The sky was clear and blue.

It was summer vacation waning, the dog days ending. The air was cool and public pool crowds dwindled.

I was 9 years old, and I was melancholy at it all. Damn you, the passing of time and letting go of childhood wonder.

There was a distinct stillness in the air. A blend of anticipation, boredom, and dread known only to boys just before school days renew oppression on the wandering and free spirits of youth.

I’ll never forget this day.

It was when I first heard “Sweet Child O’ Mine,” on the radio. It lit something in me that never went away.

It’s amazing how a single song can hold such meaning and mystery, and last a lifetime of feelings.

It promised me a time and place I wanted more than anything on this Earth. But somehow, even then, I knew it would never be.

But that didn’t stop me.

I started school two weeks later with this song deep in my head and woven every-which-way through the evolving tapestry of my juvenile emotions.

I just couldn’t shake it.

I learned and hung on every word. Every note. I wanted to be that song. I wanted to jump right into it. And I wanted to know all the deep and grown-up things about this rebel band made of thorns and pistols and shouts and hair – especially the raspy man behind these words.

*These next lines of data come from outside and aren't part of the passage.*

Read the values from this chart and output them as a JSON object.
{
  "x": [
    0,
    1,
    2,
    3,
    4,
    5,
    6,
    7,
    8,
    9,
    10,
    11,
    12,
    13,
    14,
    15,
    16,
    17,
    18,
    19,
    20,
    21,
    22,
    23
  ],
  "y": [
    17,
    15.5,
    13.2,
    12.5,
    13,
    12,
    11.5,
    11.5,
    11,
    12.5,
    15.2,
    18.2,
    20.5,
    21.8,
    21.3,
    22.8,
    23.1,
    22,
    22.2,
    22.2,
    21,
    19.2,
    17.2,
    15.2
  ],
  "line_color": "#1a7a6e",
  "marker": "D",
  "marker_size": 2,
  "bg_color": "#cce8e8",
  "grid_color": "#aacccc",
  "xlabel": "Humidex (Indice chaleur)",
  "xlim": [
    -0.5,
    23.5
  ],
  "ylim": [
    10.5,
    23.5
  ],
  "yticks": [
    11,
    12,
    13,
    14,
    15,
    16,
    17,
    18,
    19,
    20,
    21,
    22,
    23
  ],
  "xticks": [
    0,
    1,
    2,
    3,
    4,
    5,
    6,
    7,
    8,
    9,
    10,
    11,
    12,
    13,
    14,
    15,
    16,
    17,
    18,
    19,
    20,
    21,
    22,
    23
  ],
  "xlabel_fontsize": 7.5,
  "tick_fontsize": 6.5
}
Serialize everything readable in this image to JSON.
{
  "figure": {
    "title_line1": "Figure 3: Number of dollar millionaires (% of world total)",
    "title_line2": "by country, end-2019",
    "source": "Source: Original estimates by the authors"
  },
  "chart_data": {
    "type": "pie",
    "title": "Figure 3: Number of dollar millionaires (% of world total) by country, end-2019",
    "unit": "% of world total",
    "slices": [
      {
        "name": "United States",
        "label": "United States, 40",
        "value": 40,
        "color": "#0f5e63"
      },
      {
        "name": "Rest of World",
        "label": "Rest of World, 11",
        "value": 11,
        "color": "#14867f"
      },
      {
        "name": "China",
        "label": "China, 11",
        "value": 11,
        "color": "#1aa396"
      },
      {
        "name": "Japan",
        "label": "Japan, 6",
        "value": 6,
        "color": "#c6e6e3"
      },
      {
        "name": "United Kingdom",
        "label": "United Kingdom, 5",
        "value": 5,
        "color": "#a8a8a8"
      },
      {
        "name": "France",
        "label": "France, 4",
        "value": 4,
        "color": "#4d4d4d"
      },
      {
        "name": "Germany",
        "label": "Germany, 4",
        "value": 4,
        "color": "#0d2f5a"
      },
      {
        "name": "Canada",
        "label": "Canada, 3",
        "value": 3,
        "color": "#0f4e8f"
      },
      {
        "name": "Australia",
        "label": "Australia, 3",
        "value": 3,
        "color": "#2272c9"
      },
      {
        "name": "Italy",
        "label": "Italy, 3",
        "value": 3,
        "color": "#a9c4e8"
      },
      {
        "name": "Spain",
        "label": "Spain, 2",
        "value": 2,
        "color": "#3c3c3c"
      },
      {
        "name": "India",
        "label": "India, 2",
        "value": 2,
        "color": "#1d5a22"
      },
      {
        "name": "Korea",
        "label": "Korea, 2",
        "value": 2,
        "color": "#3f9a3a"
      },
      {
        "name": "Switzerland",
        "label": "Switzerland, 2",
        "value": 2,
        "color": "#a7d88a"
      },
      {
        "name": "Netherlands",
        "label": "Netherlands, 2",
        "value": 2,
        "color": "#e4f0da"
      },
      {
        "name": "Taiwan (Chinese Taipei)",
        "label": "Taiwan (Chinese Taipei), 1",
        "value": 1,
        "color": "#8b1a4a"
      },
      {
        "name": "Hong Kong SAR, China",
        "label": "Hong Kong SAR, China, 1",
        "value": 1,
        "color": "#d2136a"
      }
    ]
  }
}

MTV was a luxury I didn’t have. Few did where I’m from.

But I saw Axel Rose sing the sweet song on a friend’s TV during winter holiday break that year.

He was a courageous front man. He was careless or causal, I couldn’t tell.

But legend, to be sure.

He said this with a shrug of his sleeveless shoulders, as he grabbed the mic with both hands. He had tattoos and a wide bandana concealed his long hair.

He sang and swayed with swagger.

And yet under it all, he was ordinary, pale, unfit, but cool. I related to him on all points but the last.

He was normal, but completely covered up with cool. And it all came together on stage.

But best of all – he was dangerous. I knew that much – and nine-year-old boys love danger.

I know this because I have two boys of my own now.

Unreal. This memory is 27 years ago. A quarter century and change.

I have two sweet children of my own and a beautiful sweetheart girl whose hair reminds me of a warm safe place. I have no tattoos. My hair is short and thinning. I’m normal, pale, rocking the dad bod – and am very, very uncool by GNR standards.

But even still, when I hear that sweet goddam riff and then those howling vocals, it reminds me of childhood memories, where everything was as fresh as the bright blue sky.

American Dream

September 16, 2015

Photos tell a story, I know. But there are times when you just want to be in the photos, not taking them. Today was undeniably one of those days and I have nothing to show for it and am glad.

The boys and I spent the day in Boston while Kumi had her hair done.

Before her appointment, we all rode into town on Bob Dylan, parked under Park Street, and the four of us ate dim sum upstairs at a local Shanghai hole in the wall.

After walking our sweet Kumi to the salon, we three men spent most of the sky-blue afternoon between Boston Common and Chinatown, both buzzing in anticipation of the Boston Marathon tomorrow.

At Hugh’s request, we rode the swan boats in the public pond and he thanked me and hugged me every ten minutes for the rest of the day because of it.

Philo asked for nothing in particular but just smiled and shrugged along, full of questions about urban settings and making periodic failed attempts at whistling.

The street musicians were on point in a way I’ve never heard and were as varied as the surfaces of nine planets. The air was cool, but the hot Starbucks coffee was bitterly delicious as usual, and the street-side Bostonian baked treats were warm and divine.

We spent an unusually extended time in a bamboo-clad Chinese martial arts shop, all three of us held captive by the red everything, the swords, the kung fu library books, and the fat Buddhas and dragon statues.

What great kids, what a great town this is – and what a cute haircut.

Photographs or not, I’m a lucky man to live inside the frame of this picture-perfect life, that today hung proudly on the wall of America’s ‪#‎bostonstrong‬ city.